I seem to recall some mumbling about VAT for the US. And what annoys Progressives most about the Tea Party movement is their minimalist approach to taxation which of course jeopardizes all of their lovely and heartfelt humanitarian impulses made manifest by government spending. So the temptation to look over at Europe and other Western democracies with effective tax rates that sometimes double ours must be irresistable. And cracking the rhetorical whip over the backs of Republicans, given the moral smugness of pacifists and general anti-American grumbling, is a favorite pasttime. Why not have higher taxes?, they say. It must be ignorance and immorality.
From my point of view, it all rather comes down to the virtue or vice of deficit spending. And I am convinced that the multipliers of government stiumulus are simply not there. But even if they were and if Stiglitz were right, how much do we become state capitalists? And what kind of state capitalists would we be?
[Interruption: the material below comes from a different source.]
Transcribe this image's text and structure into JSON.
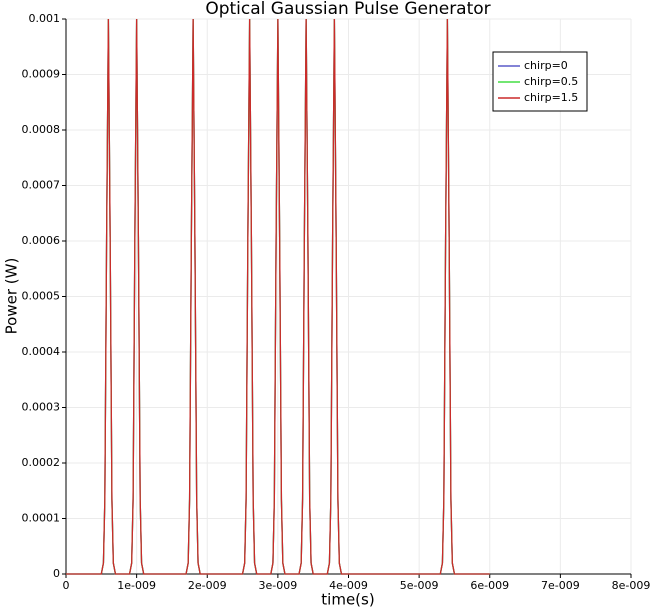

It was Noam Chomsky who convinced me back in the mid80s before businesses would allow UNIX into their IT shops that America under Reagan had become Military State Capitalist. I agreed with his rhetoric that all of our science and technology expertise was going from Electrical Engineering school into the Military Industrial Complex. And I couldn't argue, because way back in those days I was already using email. But was the public in on email? No way buddy. My buddy Greg put it the best way I thought possible. "If I want to buy my sweetheart a new fur coat, I have to design a new missle." Greg was one of the smartest guys I knew and in 1986 he was dead right. Now there is venture capital and iPads. Then, there was Raytheon, Northrop and Bunker-Ramo.
My guess is that we'd become a Healthcare Industrial Complex under Obama's State Capitalism, but that's just a silly guess. What would Stiglitz really have us stimulate and where would his multipliers multiply? Qui bono?